De acordo com os advogados, Nigri respondeu a todas as perguntas formuladas pela Polícia Federal durante a operação e concordou em ser ouvido para colaborar com as investigações. A defesa disse que o empresário "reafirmou sua firme crença na democracia e seu respeito incondicional aos poderes constituídos da República".
Afrânio Barreira, dono da rede de restaurantes Coco Bambu, reclamou de que "a operação é fruto de perseguição política e de denúncias falsas, as quais não têm nenhum fundamento". Segundo a defesa, o empresário está "absolutamente tranquilo e colaborando com a busca da verdade, a qual resultará no arquivamento da investigação".
Ivan Wrobel, sócio da W3 Engenharia, criticou o material jornalístico que o acusa de defender um golpe de Estado no país. "A matéria não buscou conhecer a biografia e o pensamento do sr. Ivan antes de atacá-lo. E a tentativa banal de ouvi-lo 'pro forma' apenas deixa evidente a falta de imparcialidade no vazamento de conversas particulares", respondeu a defesa do empresário.
Os advogados afirmaram: "Transmitir fake news a respeito de pessoas que levam uma vida correta, pagam seus impostos e contribuem com a sociedade não parece que seja um caminho que se deva perseguir".

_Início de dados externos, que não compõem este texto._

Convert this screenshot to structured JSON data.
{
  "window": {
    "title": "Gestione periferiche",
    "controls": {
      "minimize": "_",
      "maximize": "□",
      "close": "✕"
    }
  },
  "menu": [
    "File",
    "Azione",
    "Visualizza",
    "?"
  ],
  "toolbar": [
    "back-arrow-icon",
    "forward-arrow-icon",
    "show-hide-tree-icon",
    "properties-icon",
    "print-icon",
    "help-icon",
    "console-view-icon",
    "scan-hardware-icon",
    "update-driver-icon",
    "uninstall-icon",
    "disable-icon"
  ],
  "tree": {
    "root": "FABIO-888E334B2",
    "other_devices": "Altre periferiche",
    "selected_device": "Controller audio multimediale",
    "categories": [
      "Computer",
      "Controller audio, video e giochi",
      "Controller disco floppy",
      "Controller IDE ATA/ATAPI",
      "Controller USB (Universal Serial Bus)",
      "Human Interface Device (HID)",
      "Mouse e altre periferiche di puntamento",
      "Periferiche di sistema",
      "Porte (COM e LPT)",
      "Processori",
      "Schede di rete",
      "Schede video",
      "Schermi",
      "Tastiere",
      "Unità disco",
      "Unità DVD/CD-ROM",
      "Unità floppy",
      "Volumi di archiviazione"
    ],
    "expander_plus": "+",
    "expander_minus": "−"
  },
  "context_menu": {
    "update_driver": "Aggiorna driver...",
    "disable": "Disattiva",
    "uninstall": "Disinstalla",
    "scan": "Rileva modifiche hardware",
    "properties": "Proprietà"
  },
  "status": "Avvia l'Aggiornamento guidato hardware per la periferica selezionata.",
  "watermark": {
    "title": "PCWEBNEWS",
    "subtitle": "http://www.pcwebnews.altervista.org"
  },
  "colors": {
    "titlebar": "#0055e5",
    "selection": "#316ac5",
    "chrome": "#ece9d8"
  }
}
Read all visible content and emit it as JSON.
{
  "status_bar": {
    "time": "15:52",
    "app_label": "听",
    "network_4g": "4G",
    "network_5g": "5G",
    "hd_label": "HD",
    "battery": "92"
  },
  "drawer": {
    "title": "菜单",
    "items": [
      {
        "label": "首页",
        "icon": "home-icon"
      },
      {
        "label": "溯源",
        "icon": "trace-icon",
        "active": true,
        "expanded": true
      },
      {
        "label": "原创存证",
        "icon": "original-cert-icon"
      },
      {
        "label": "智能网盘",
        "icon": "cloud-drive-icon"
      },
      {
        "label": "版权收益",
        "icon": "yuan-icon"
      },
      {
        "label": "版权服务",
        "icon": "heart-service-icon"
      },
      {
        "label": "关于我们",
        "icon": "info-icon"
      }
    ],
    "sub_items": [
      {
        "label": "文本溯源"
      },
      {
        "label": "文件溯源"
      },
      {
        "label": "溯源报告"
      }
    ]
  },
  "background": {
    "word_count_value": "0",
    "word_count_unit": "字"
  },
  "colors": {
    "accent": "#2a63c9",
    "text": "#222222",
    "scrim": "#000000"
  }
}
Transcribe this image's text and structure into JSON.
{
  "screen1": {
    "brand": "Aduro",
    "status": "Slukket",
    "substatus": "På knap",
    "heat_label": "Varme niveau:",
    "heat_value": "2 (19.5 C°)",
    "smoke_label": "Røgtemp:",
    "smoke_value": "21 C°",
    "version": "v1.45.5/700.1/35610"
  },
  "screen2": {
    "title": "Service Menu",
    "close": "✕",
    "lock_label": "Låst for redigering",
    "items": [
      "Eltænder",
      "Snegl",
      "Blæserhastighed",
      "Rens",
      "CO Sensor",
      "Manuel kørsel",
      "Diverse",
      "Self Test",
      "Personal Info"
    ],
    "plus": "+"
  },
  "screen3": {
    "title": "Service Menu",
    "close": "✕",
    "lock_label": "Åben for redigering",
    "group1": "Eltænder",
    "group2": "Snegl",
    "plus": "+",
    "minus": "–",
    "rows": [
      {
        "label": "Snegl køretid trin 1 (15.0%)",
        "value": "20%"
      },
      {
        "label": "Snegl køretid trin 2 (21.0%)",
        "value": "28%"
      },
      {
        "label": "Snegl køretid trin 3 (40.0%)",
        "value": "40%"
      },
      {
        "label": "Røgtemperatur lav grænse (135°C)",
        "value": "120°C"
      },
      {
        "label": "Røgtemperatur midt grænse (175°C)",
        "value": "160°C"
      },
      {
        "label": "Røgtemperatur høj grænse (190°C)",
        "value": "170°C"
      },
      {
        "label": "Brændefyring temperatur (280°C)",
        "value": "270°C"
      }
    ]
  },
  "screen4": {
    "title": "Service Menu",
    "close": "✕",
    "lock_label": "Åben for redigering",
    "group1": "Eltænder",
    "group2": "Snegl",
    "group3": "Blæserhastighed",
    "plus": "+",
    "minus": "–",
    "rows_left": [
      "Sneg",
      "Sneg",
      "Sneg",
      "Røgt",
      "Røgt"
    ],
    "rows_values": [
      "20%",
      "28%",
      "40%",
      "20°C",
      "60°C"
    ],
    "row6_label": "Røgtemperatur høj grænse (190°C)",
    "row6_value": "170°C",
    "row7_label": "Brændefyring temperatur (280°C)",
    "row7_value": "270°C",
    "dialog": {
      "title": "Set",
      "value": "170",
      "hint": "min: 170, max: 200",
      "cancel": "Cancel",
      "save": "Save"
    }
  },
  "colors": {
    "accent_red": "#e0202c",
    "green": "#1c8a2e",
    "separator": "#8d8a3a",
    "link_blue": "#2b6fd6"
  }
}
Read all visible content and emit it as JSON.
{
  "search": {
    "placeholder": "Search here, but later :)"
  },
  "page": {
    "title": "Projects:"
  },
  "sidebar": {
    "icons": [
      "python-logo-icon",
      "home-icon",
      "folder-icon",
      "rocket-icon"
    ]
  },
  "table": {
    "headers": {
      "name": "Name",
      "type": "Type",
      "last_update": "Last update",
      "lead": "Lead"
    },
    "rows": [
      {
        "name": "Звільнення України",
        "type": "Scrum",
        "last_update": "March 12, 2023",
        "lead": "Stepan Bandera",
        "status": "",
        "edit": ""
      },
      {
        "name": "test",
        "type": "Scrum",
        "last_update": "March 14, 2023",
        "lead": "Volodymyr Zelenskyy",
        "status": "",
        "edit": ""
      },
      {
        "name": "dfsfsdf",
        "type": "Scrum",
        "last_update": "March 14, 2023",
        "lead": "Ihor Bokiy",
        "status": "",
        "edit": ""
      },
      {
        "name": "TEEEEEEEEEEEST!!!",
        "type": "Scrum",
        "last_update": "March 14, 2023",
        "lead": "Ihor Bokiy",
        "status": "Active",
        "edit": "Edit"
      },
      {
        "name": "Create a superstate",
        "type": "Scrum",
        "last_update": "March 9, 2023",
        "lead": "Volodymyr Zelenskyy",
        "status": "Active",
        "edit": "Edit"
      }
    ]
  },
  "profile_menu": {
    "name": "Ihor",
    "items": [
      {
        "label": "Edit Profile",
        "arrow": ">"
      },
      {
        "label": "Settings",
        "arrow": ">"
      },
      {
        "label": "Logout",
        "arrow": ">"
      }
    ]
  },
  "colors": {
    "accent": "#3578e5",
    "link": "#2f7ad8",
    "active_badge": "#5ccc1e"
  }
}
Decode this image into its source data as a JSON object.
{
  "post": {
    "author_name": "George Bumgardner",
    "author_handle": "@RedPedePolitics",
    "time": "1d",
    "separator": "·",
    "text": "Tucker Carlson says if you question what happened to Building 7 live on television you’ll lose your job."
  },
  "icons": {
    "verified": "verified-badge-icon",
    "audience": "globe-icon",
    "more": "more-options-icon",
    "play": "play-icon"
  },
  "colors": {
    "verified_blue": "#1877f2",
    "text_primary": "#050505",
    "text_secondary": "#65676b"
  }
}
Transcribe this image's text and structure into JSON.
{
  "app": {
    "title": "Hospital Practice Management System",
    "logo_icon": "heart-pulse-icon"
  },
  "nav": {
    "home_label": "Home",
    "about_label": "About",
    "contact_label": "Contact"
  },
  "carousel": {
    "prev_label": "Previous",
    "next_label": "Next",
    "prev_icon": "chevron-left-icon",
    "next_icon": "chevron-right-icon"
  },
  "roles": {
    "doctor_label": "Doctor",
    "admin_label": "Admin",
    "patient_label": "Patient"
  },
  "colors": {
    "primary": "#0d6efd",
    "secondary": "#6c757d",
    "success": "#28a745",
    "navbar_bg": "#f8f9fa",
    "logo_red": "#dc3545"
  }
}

"O sr. Ivan teve a sua honra e a sua credibilidade abaladas simplesmente por participar de um grupo de WhatsApp", destacaram. Ainda segundo a defesa, Wrobel vai colaborar com o que for preciso para demonstrar que as acusações contra ele não condizem com a realidade dos fatos.
Marco Aurélio Raymundo, fundador da rede de vestuário Mormaii, também se manifestou por meio dos seus advogados. De acordo com a defesa, o empresário "ainda desconhece o inteiro teor do inquérito, mas se colocou e segue à disposição de todas autoridades para esclarecimentos".
Luiz André Tissot, José Isaac Peres e José Koury, do Barra World Shopping, não se manifestaram à época quando procurados pelo R7.